British Protectorates in the Persian Gulf
The British Residency of the Persian Gulf maintains British India influence in a number of Gulf states. These states are nominally independent - and shown as such in most atlases from the period - but have all signed treaties guaranteeing British control over their foreign affairs.
The Sultanate of Muscat and Oman is the only one of these states with significant international relations, having obtained trade agreements with the US and France before it signed its treaty with Britain. Maps of the time often show Trucial Oman and even Qatar as regions of Oman.

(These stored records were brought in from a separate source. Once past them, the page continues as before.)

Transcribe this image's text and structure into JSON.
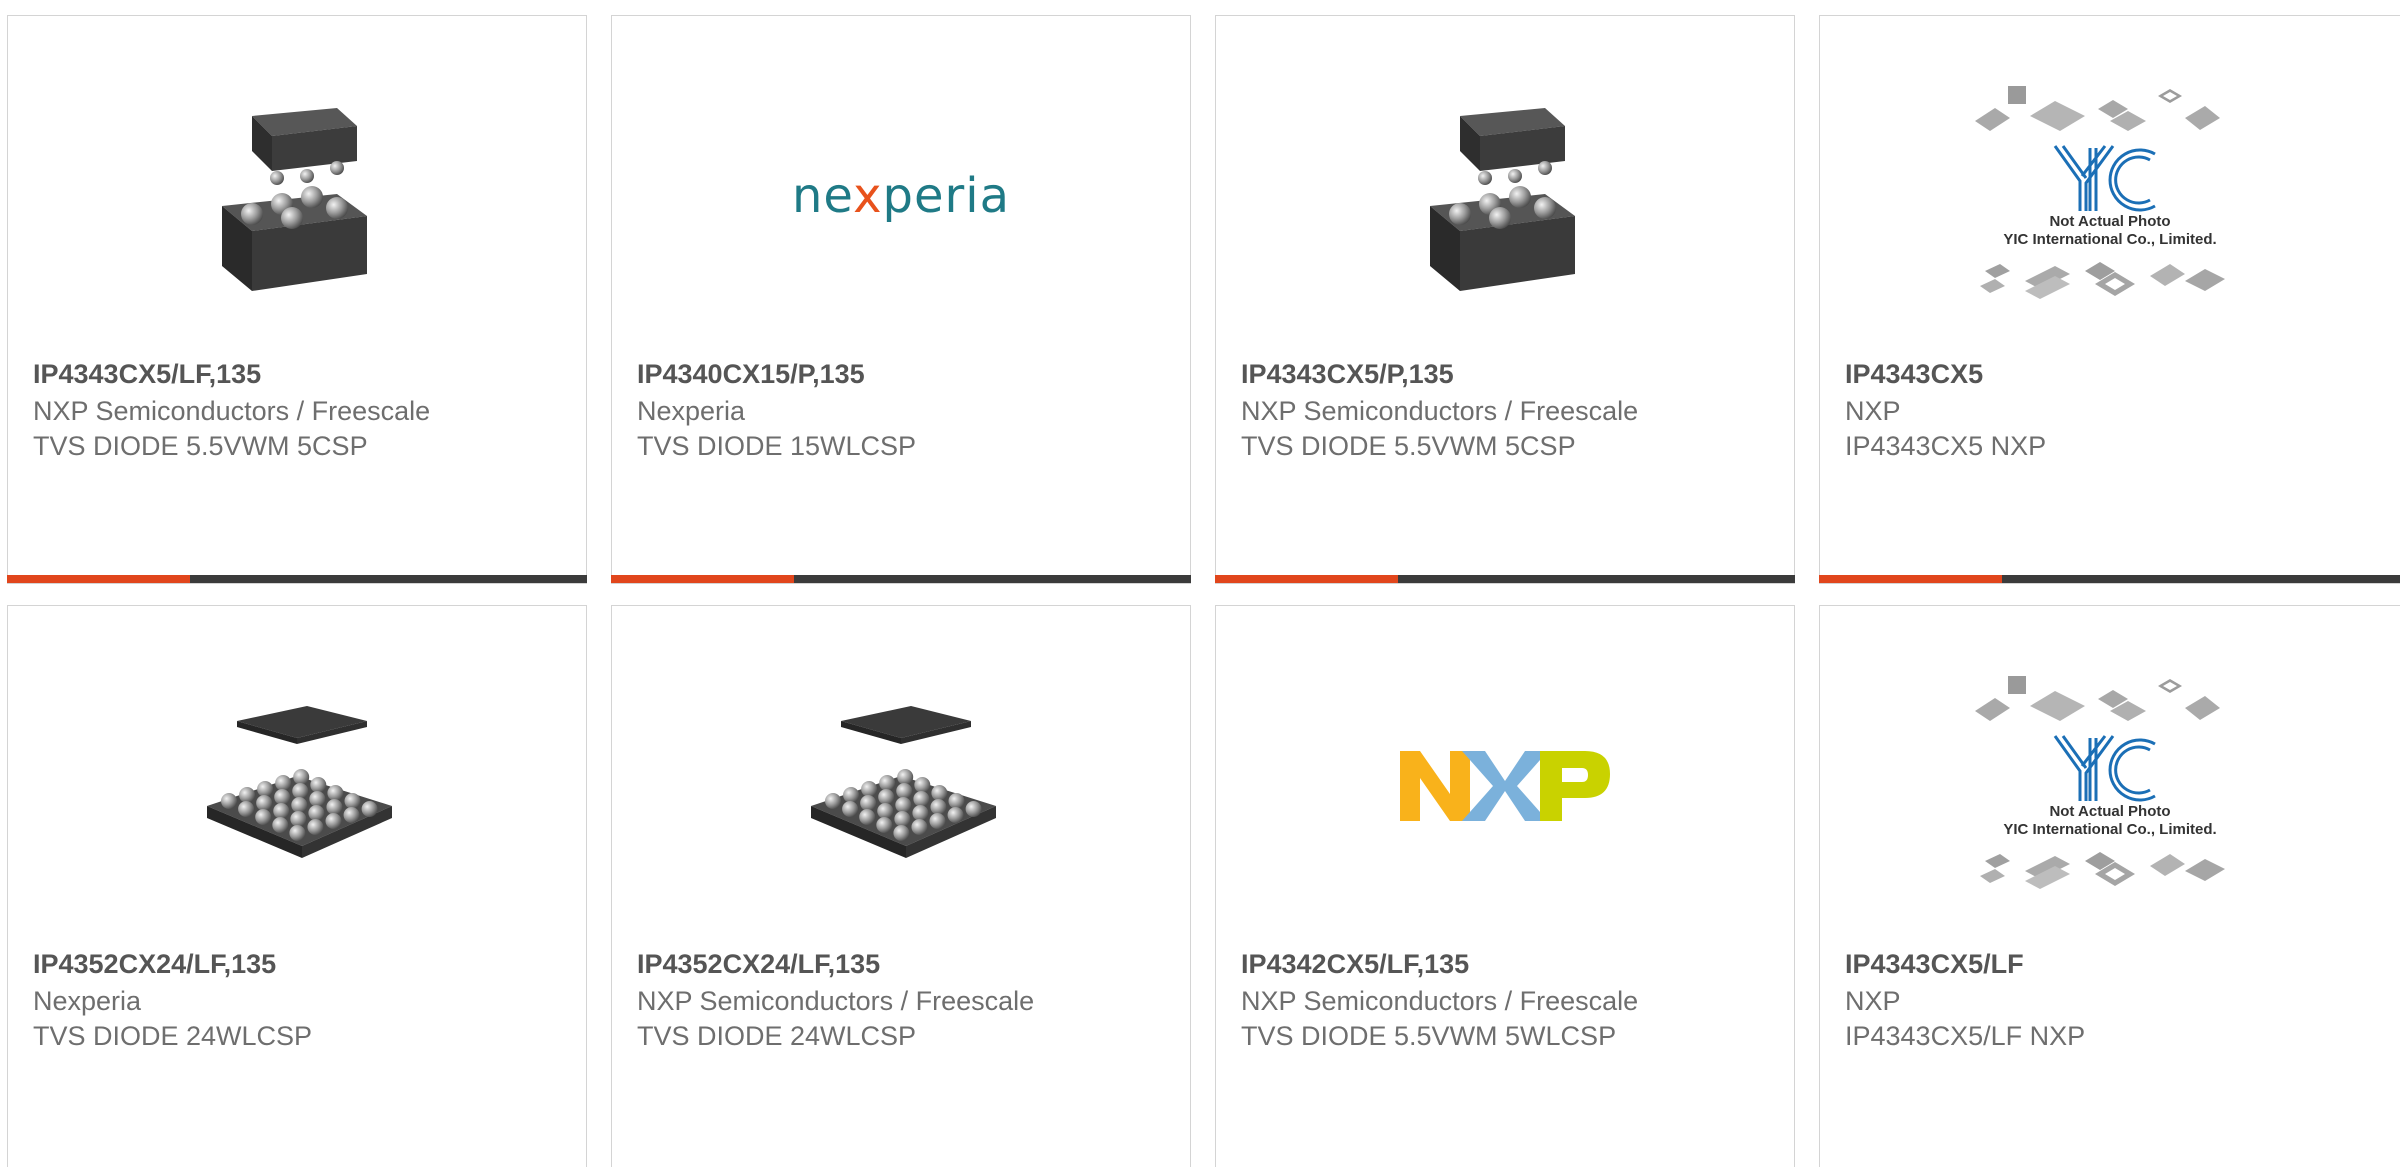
{
  "products": [
    {
      "part_number": "IP4343CX5/LF,135",
      "manufacturer": "NXP Semiconductors / Freescale",
      "description": "TVS DIODE 5.5VWM 5CSP",
      "image": "chip-5csp-icon"
    },
    {
      "part_number": "IP4340CX15/P,135",
      "manufacturer": "Nexperia",
      "description": "TVS DIODE 15WLCSP",
      "image": "nexperia-logo",
      "logo_text_pre": "ne",
      "logo_text_x": "x",
      "logo_text_post": "peria"
    },
    {
      "part_number": "IP4343CX5/P,135",
      "manufacturer": "NXP Semiconductors / Freescale",
      "description": "TVS DIODE 5.5VWM 5CSP",
      "image": "chip-5csp-icon"
    },
    {
      "part_number": "IP4343CX5",
      "manufacturer": "NXP",
      "description": "IP4343CX5 NXP",
      "image": "yic-placeholder-icon",
      "placeholder_line1": "Not Actual Photo",
      "placeholder_line2": "YIC International Co., Limited."
    },
    {
      "part_number": "IP4352CX24/LF,135",
      "manufacturer": "Nexperia",
      "description": "TVS DIODE 24WLCSP",
      "image": "chip-24wlcsp-icon"
    },
    {
      "part_number": "IP4352CX24/LF,135",
      "manufacturer": "NXP Semiconductors / Freescale",
      "description": "TVS DIODE 24WLCSP",
      "image": "chip-24wlcsp-icon"
    },
    {
      "part_number": "IP4342CX5/LF,135",
      "manufacturer": "NXP Semiconductors / Freescale",
      "description": "TVS DIODE 5.5VWM 5WLCSP",
      "image": "nxp-logo"
    },
    {
      "part_number": "IP4343CX5/LF",
      "manufacturer": "NXP",
      "description": "IP4343CX5/LF NXP",
      "image": "yic-placeholder-icon",
      "placeholder_line1": "Not Actual Photo",
      "placeholder_line2": "YIC International Co., Limited."
    }
  ],
  "colors": {
    "accent": "#e1461c",
    "bar": "#3b3b3b",
    "border": "#d4d4d4",
    "nexperia_teal": "#1f7a86",
    "nexperia_orange": "#e8521c",
    "nxp_orange": "#f9b21b",
    "nxp_blue": "#7bb1db",
    "nxp_green": "#c9d200",
    "yic_blue": "#1b6fb6"
  }
}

Trucial Oman is the region to the west of Oman which collectively signed treaties with Britain. The sheikhdoms of this region are often called the Trucial States, and will become the United Arab Emirates. However at this time they have little unity, with no regional council until 1952.
The British Indian Empire, also known as the British Raj, is comprised of a complex of presidencies, provinces, protectorates, and agencies. Only the top level subdivisions are shown here.

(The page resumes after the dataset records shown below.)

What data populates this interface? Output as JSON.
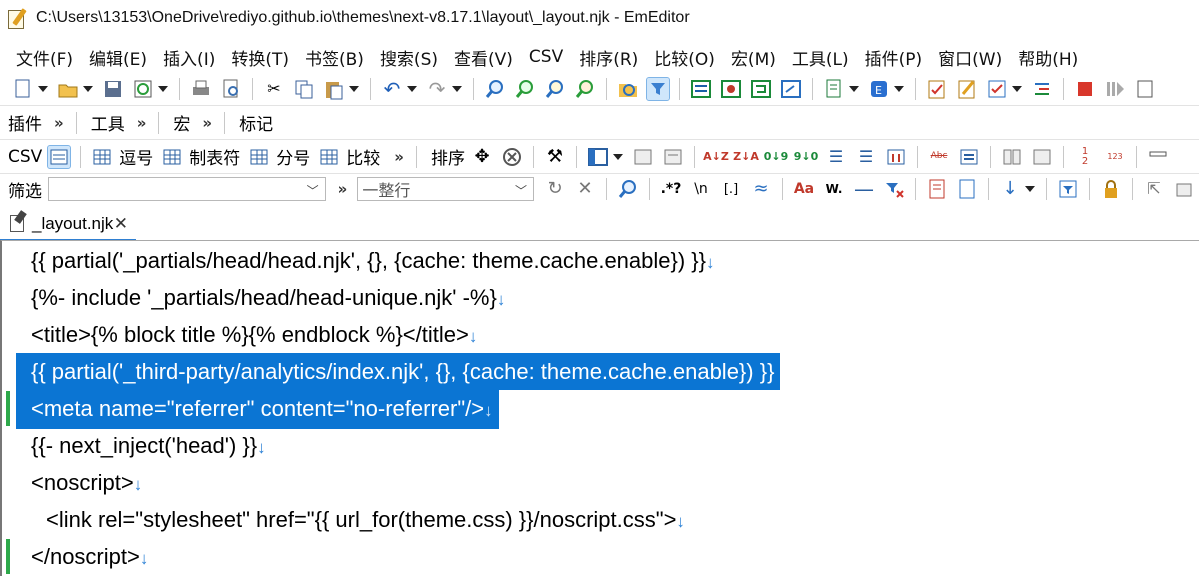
{
  "window": {
    "title": "C:\\Users\\13153\\OneDrive\\rediyo.github.io\\themes\\next-v8.17.1\\layout\\_layout.njk - EmEditor"
  },
  "menu": [
    "文件(F)",
    "编辑(E)",
    "插入(I)",
    "转换(T)",
    "书签(B)",
    "搜索(S)",
    "查看(V)",
    "CSV",
    "排序(R)",
    "比较(O)",
    "宏(M)",
    "工具(L)",
    "插件(P)",
    "窗口(W)",
    "帮助(H)"
  ],
  "toolbars": {
    "row2_labels": [
      "插件",
      "工具",
      "宏",
      "标记"
    ],
    "csv_label": "CSV",
    "csv_buttons": [
      "逗号",
      "制表符",
      "分号",
      "比较"
    ],
    "sort_label": "排序",
    "filter_label": "筛选",
    "filter_value": "",
    "filter_mode": "一整行"
  },
  "tabs": [
    {
      "label": "_layout.njk",
      "close": "✕",
      "active": true
    }
  ],
  "editor": {
    "eol_glyph": "↓",
    "lines": [
      {
        "text": "{{ partial('_partials/head/head.njk', {}, {cache: theme.cache.enable}) }}",
        "indent": 1,
        "selected": false,
        "changed": false,
        "eol": true
      },
      {
        "text": "{%- include '_partials/head/head-unique.njk' -%}",
        "indent": 1,
        "selected": false,
        "changed": false,
        "eol": true
      },
      {
        "text": "<title>{% block title %}{% endblock %}</title>",
        "indent": 1,
        "selected": false,
        "changed": false,
        "eol": true
      },
      {
        "text": "{{ partial('_third-party/analytics/index.njk', {}, {cache: theme.cache.enable}) }}",
        "indent": 1,
        "selected": true,
        "changed": false,
        "eol": false
      },
      {
        "text": "<meta name=\"referrer\" content=\"no-referrer\"/>",
        "indent": 1,
        "selected": true,
        "changed": true,
        "eol": true
      },
      {
        "text": "{{- next_inject('head') }}",
        "indent": 1,
        "selected": false,
        "changed": false,
        "eol": true
      },
      {
        "text": "<noscript>",
        "indent": 1,
        "selected": false,
        "changed": false,
        "eol": true
      },
      {
        "text": "<link rel=\"stylesheet\" href=\"{{ url_for(theme.css) }}/noscript.css\">",
        "indent": 2,
        "selected": false,
        "changed": false,
        "eol": true
      },
      {
        "text": "</noscript>",
        "indent": 1,
        "selected": false,
        "changed": true,
        "eol": true
      }
    ]
  },
  "colors": {
    "selection": "#0b75d3",
    "eol_mark": "#2e82d6",
    "changed_marker": "#2da84a",
    "tab_accent": "#2f7fd1"
  }
}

The area under direct British rule is known as British India and made up of presidencies and provinces - a presidency simply being the name for an older province.

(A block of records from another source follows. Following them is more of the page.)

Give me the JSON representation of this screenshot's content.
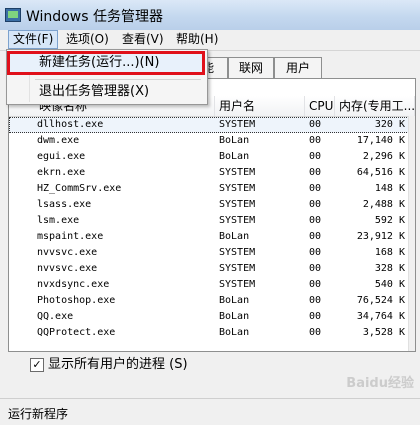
{
  "window": {
    "title": "Windows 任务管理器"
  },
  "menu": [
    {
      "label": "文件(F)"
    },
    {
      "label": "选项(O)"
    },
    {
      "label": "查看(V)"
    },
    {
      "label": "帮助(H)"
    }
  ],
  "file_menu": {
    "items": [
      {
        "label": "新建任务(运行...)(N)"
      },
      {
        "label": "退出任务管理器(X)"
      }
    ]
  },
  "tabs": [
    {
      "label": "能"
    },
    {
      "label": "联网"
    },
    {
      "label": "用户"
    }
  ],
  "table": {
    "columns": [
      "映像名称",
      "用户名",
      "CPU",
      "内存(专用工..."
    ],
    "rows": [
      {
        "name": "dllhost.exe",
        "user": "SYSTEM",
        "cpu": "00",
        "mem": "320 K"
      },
      {
        "name": "dwm.exe",
        "user": "BoLan",
        "cpu": "00",
        "mem": "17,140 K"
      },
      {
        "name": "egui.exe",
        "user": "BoLan",
        "cpu": "00",
        "mem": "2,296 K"
      },
      {
        "name": "ekrn.exe",
        "user": "SYSTEM",
        "cpu": "00",
        "mem": "64,516 K"
      },
      {
        "name": "HZ_CommSrv.exe",
        "user": "SYSTEM",
        "cpu": "00",
        "mem": "148 K"
      },
      {
        "name": "lsass.exe",
        "user": "SYSTEM",
        "cpu": "00",
        "mem": "2,488 K"
      },
      {
        "name": "lsm.exe",
        "user": "SYSTEM",
        "cpu": "00",
        "mem": "592 K"
      },
      {
        "name": "mspaint.exe",
        "user": "BoLan",
        "cpu": "00",
        "mem": "23,912 K"
      },
      {
        "name": "nvvsvc.exe",
        "user": "SYSTEM",
        "cpu": "00",
        "mem": "168 K"
      },
      {
        "name": "nvvsvc.exe",
        "user": "SYSTEM",
        "cpu": "00",
        "mem": "328 K"
      },
      {
        "name": "nvxdsync.exe",
        "user": "SYSTEM",
        "cpu": "00",
        "mem": "540 K"
      },
      {
        "name": "Photoshop.exe",
        "user": "BoLan",
        "cpu": "00",
        "mem": "76,524 K"
      },
      {
        "name": "QQ.exe",
        "user": "BoLan",
        "cpu": "00",
        "mem": "34,764 K"
      },
      {
        "name": "QQProtect.exe",
        "user": "BoLan",
        "cpu": "00",
        "mem": "3,528 K"
      }
    ]
  },
  "show_all_users": {
    "label": "显示所有用户的进程 (S)",
    "checked": "✓"
  },
  "status_bar": {
    "text": "运行新程序"
  },
  "watermark": {
    "text": "Baidu经验"
  }
}
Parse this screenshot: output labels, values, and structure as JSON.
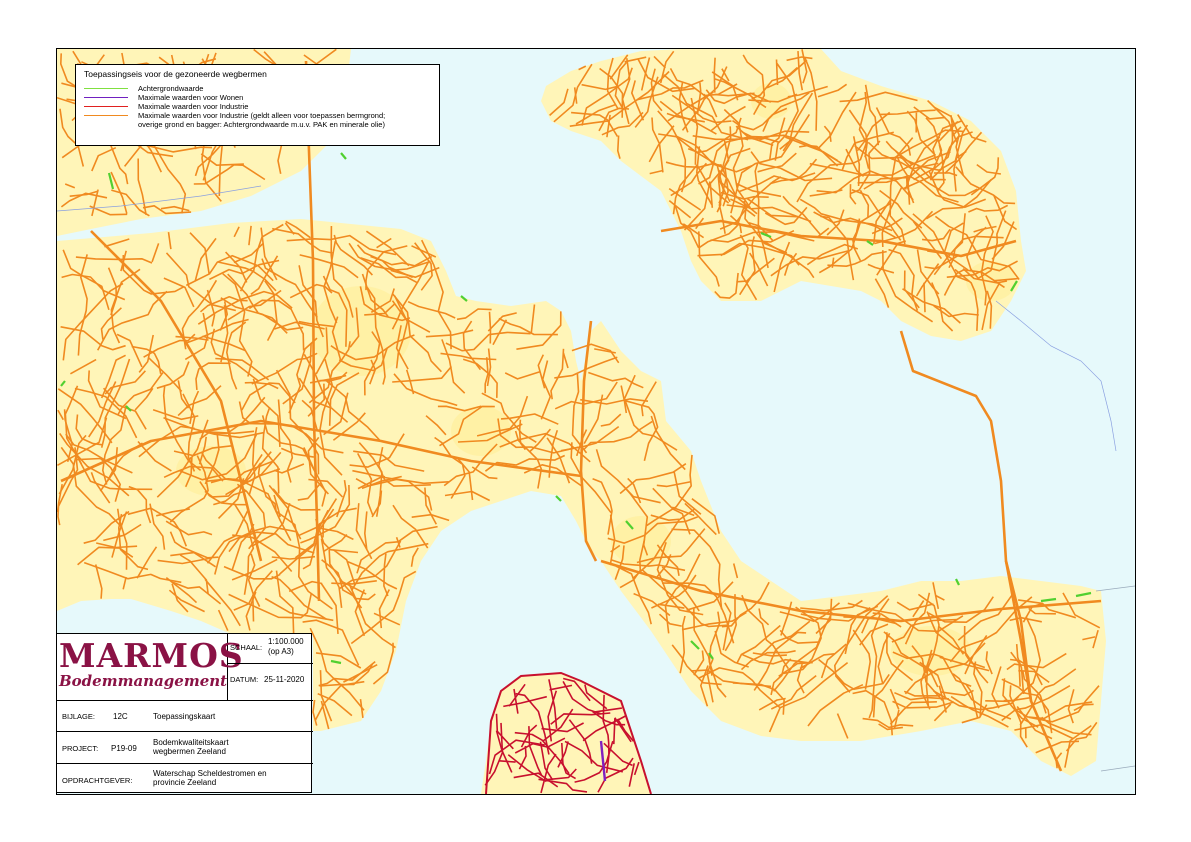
{
  "legend": {
    "title": "Toepassingseis voor de gezoneerde wegbermen",
    "items": [
      {
        "label": "Achtergrondwaarde",
        "color": "#80e040"
      },
      {
        "label": "Maximale waarden voor Wonen",
        "color": "#7020c0"
      },
      {
        "label": "Maximale waarden voor Industrie",
        "color": "#e02020"
      },
      {
        "label": "Maximale waarden voor Industrie (geldt alleen voor toepassen bermgrond;",
        "label2": "overige grond en bagger: Achtergrondwaarde m.u.v. PAK en minerale olie)",
        "color": "#f08a20"
      }
    ]
  },
  "colors": {
    "water": "#e6f9fb",
    "land": "#fff5b8",
    "road": "#f08a20",
    "road_red": "#c8102e",
    "road_green": "#50d030",
    "road_purple": "#8020c0",
    "logo": "#8a1245"
  },
  "titleblock": {
    "logo_main": "MARMOS",
    "logo_sub": "Bodemmanagement",
    "schaal_label": "SCHAAL:",
    "schaal_value": "1:100.000",
    "schaal_note": "(op A3)",
    "datum_label": "DATUM:",
    "datum_value": "25-11-2020",
    "bijlage_label": "BIJLAGE:",
    "bijlage_num": "12C",
    "bijlage_title": "Toepassingskaart",
    "project_label": "PROJECT:",
    "project_code": "P19-09",
    "project_title_1": "Bodemkwaliteitskaart",
    "project_title_2": "wegbermen Zeeland",
    "opdrachtgever_label": "OPDRACHTGEVER:",
    "opdrachtgever_1": "Waterschap Scheldestromen en",
    "opdrachtgever_2": "provincie Zeeland"
  }
}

Outside British India, but often included within the sphere of the presidencies/provinces, are the hundreds of protectorates or 'princely states'. These are indirectly ruled states, the largest being Hyderabad, Kashmir, and Mysore. The others are either collected into agencies - which may in turn contain other smaller agencies - or fall under the sway of the provinces.
China occupation of Lhasa
A Chinese expedition launched by the Qing dynasty occupies Lhasa, Tibet, officially deposing the 13th Dalai Lama on February 25. This act establishes direct Chinese rule in Tibet (albeit only until the Xinhai Revolution of 1911-1912).
Morgan Shuster in Persia
American lawyer William Morgan Shuster arrives in Tehran with his associates. He is appointed treasurer-general of Persia and sets about reorganizing the tax office. He also creates a 11,000 strong gendarmerie to establish order, collect taxes, and form the core of a reformed Persian military.
Prince Salar od-Dowleh, brother of the deposed Mohammed Ali Shah, invades Persia from Baghdad with Kurdish tribal support. Nine days later, the former Shah, having left Russia, lands in the northeast near Astarabad and begins gathering a force of Turcoman tribesmen. Both brothers then advance on Tehran, but are separately defeated in central Persia and forced to flee.
British intevention in Shiraz
The United Kingdom notifies the Persian Government that it will send troops to Shiraz, Persia, in response to an outbreak of inter-tribal rivalry triggered by the ex-Shah's revolt. Two squadrons of Indian sawars are landed at Bushehr, from whence they proceed to Shiraz as 'consular guards'.
Unrest across the Chinese Empire reaches a turning point with the Wuchang Uprising, leading to full-scale revolution against the declining Qing dynasty. The revolution ends with the abdication of the six-year-old Emperor, Puyi, on February 12, 1912, and the establishment of the Provisional Government of the Republic of China.